See: Rickolas is someone that needs to SCREAM! Not in any mean (or literal) sense. He just needs to vent. To speak without having anyone else around.
I have been elected his official listener.
When you live in a sober house there are ears everywhere. In the kitchen, in all the rooms. When you go to the bathroom you are wondering if there are any deceptive digital devices recording the embarrassing mutters we (well, at least I can admit to it,) sometimes have during the call of nature. Walking up and down the side streets is the only way to carry on a private conversation.
And this morning, Rickolas most certainly had something he wanted to talk about without the rest of the house knowing.
(I don’t even know how I can – or should – write about this. I know that writing can be a form of exploitation, and I noticed people have been reading these posts. So, I am going to try and do this as best I can.)
Here’s the deal:
An elderly individual is having medical troubles. They can not eat due to problems swallowing. Something about burs in his throat. This person has a feeding tube. Food (in the form a liquid not all that different from the product Ensure,) must be administered into his stomach through a tube. Not only does he have to endure this, he also just had surgery on his wrist, preventing him from feeding himself.
He is asking others to do it for him.
We live in a sober house, not a Care Facility for the elderly. None of us drunks and addicts should be held accountable to care for someone in such a state.

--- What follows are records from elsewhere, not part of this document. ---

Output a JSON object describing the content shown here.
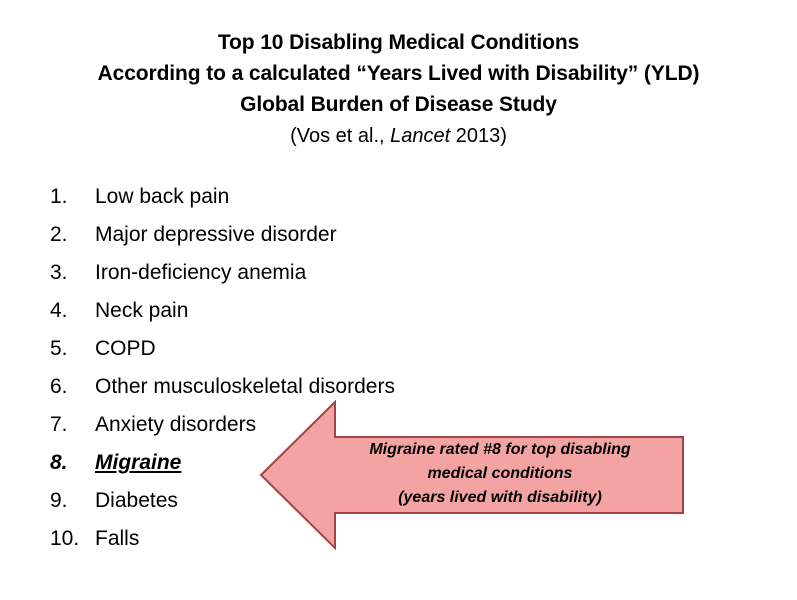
{
  "header": {
    "title_line1": "Top 10 Disabling Medical Conditions",
    "title_line2": "According to a calculated “Years Lived with Disability” (YLD)",
    "title_line3": "Global Burden of Disease Study",
    "citation_open": "(Vos et al., ",
    "citation_journal": "Lancet",
    "citation_close": " 2013)"
  },
  "list": [
    {
      "num": "1.",
      "label": "Low back pain"
    },
    {
      "num": "2.",
      "label": "Major depressive disorder"
    },
    {
      "num": "3.",
      "label": "Iron-deficiency anemia"
    },
    {
      "num": "4.",
      "label": "Neck pain"
    },
    {
      "num": "5.",
      "label": "COPD"
    },
    {
      "num": "6.",
      "label": "Other musculoskeletal disorders"
    },
    {
      "num": "7.",
      "label": "Anxiety disorders"
    },
    {
      "num": "8.",
      "label": "Migraine"
    },
    {
      "num": "9.",
      "label": "Diabetes"
    },
    {
      "num": "10.",
      "label": "Falls"
    }
  ],
  "callout": {
    "line1": "Migraine rated #8 for top disabling",
    "line2": "medical conditions",
    "line3": "(years lived with disability)"
  },
  "colors": {
    "arrow_fill": "#f4a3a3",
    "arrow_stroke": "#a04545"
  }
}
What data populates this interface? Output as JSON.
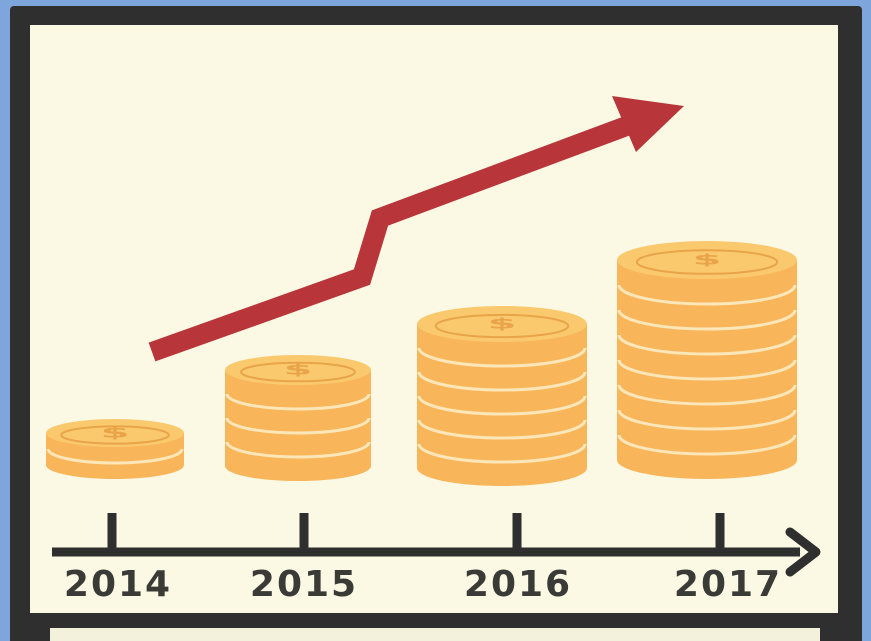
{
  "illustration": {
    "years": [
      "2014",
      "2015",
      "2016",
      "2017"
    ],
    "coin_stack_layers": [
      2,
      4,
      6,
      8
    ],
    "trend": "up",
    "colors": {
      "background_border": "#7fa6dc",
      "frame": "#2f2f2f",
      "canvas": "#fbf8e4",
      "coin": "#f8b55a",
      "coin_top": "#fbc96d",
      "coin_edge_line": "#fde6b8",
      "trend_arrow": "#b8363a",
      "axis": "#2f2f2f"
    },
    "icons": [
      "dollar-sign-icon",
      "trend-arrow-icon",
      "timeline-axis-icon"
    ]
  }
}
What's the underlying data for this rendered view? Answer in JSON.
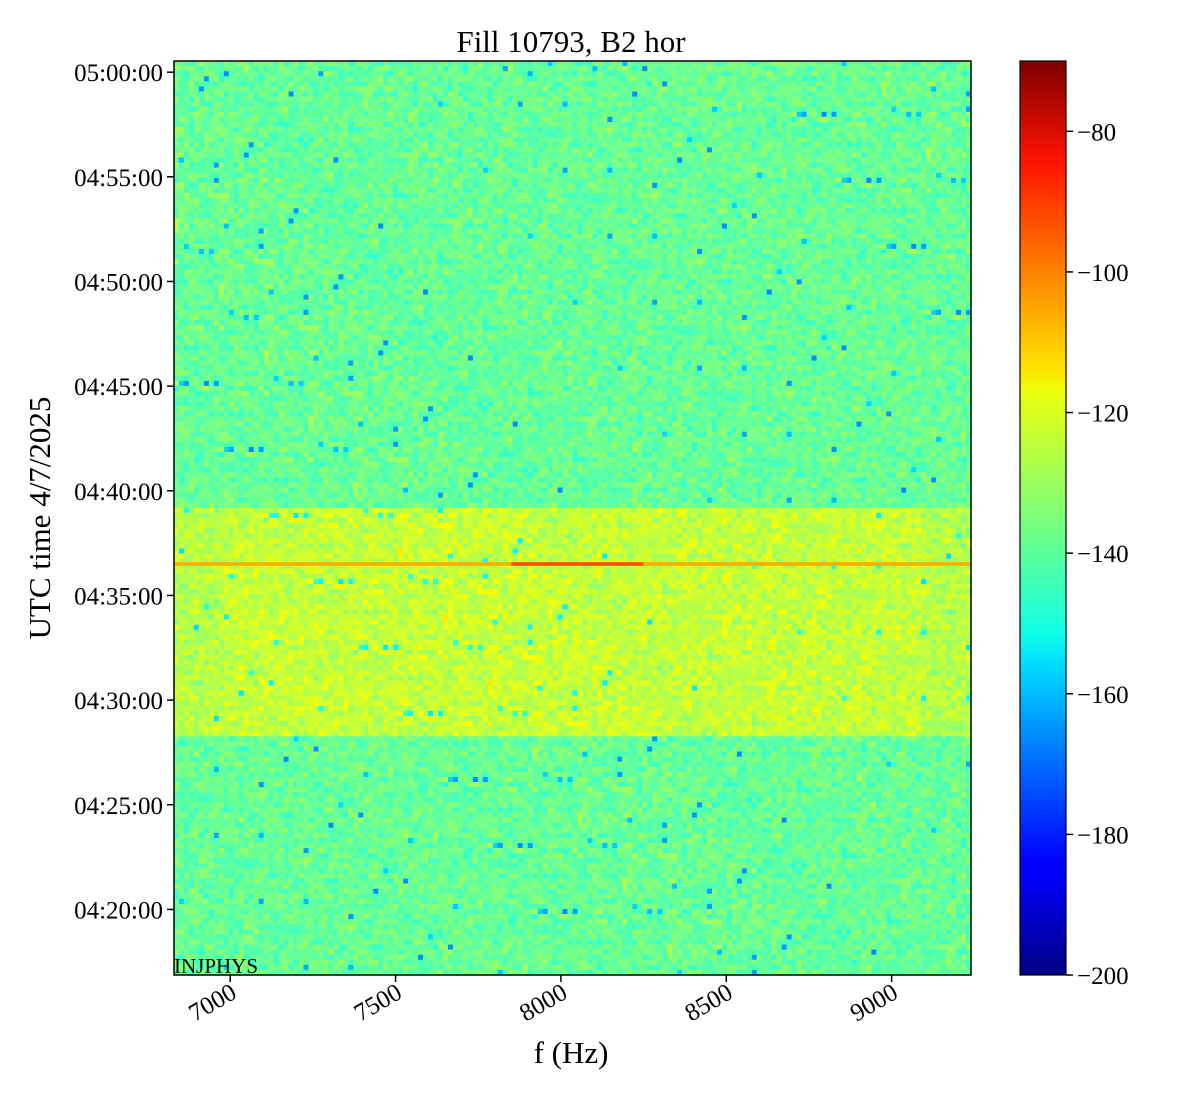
{
  "chart_data": {
    "type": "heatmap",
    "title": "Fill 10793, B2 hor",
    "xlabel": "f (Hz)",
    "ylabel": "UTC time 4/7/2025",
    "xlim": [
      6830,
      9240
    ],
    "x_ticks": [
      7000,
      7500,
      8000,
      8500,
      9000
    ],
    "x_tick_labels": [
      "7000",
      "7500",
      "8000",
      "8500",
      "9000"
    ],
    "y_ticks": [
      "04:20:00",
      "04:25:00",
      "04:30:00",
      "04:35:00",
      "04:40:00",
      "04:45:00",
      "04:50:00",
      "04:55:00",
      "05:00:00"
    ],
    "y_range": [
      "04:16:52",
      "05:00:32"
    ],
    "colormap": "jet",
    "colorbar": {
      "range": [
        -200,
        -70
      ],
      "ticks": [
        -80,
        -100,
        -120,
        -140,
        -160,
        -180,
        -200
      ],
      "tick_labels": [
        "−80",
        "−100",
        "−120",
        "−140",
        "−160",
        "−180",
        "−200"
      ]
    },
    "background_level": -138,
    "features": {
      "elevated_band": {
        "time_start": "04:28:20",
        "time_end": "04:39:10",
        "level": -126
      },
      "horizontal_line": {
        "time": "04:36:30",
        "level": -108,
        "peak_level": -96,
        "peak_f_range": [
          7850,
          8250
        ]
      },
      "vertical_lines": [
        {
          "f": 8055,
          "time_start": "04:28:20",
          "time_end": "04:39:20",
          "level": -124
        },
        {
          "f": 8240,
          "time_start": "04:28:20",
          "time_end": "04:39:20",
          "level": -124
        }
      ]
    },
    "annotation": "INJPHYS"
  }
}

How do we even handle the situation?
I know. I know. I know. The standard thing to do is to inform the Executive Director of the house of what is going on. And, to a certain degree, she knows about his condition. She knows he is frail, has cancer which he is going to die from, and professional help (i.e. a nurse,) is becoming more and more a need. (She does not know he is asking help to be fed from the residents.)
In the end, I know this situation is not going to end well. That is just the ugly truth. The man does not want to leave the place he has called home for the past however many years. It is a standard story. But it is still a difficult, frustrating story full of grief and tragedy worthy of a cheap novel. Or a great novel, depending on the author.

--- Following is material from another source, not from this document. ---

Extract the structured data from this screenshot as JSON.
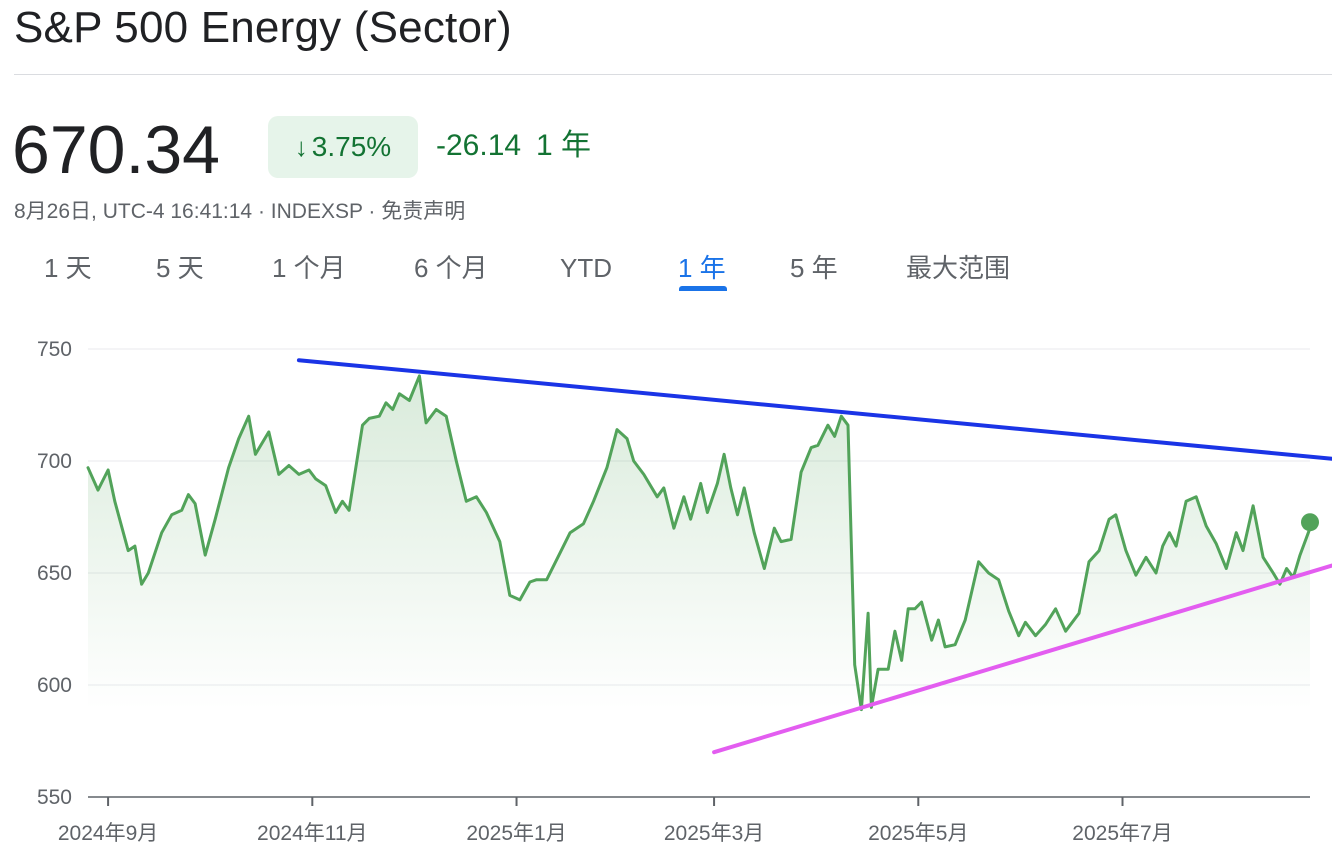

Rickolas and I kept walking. After his “outburst” of emotion, after we went up the road yet another time, I’d come to realize the houses on the road were not that bad looking. One or two are empty. The windows boarded up. But most of the homes have nice flowers and plants growing in pots. Shrubs are trimmed. Driveways paved. I have been in much worse places in my life.
I am sure the elderly man has been to some bad places, as well. Hell, I know he has. I wish I could tell him he could go someplace better. Better than the West Side of Cleveland we are in.
But that is not my place.
Nor is it my place (or Rickolas’) to care for him.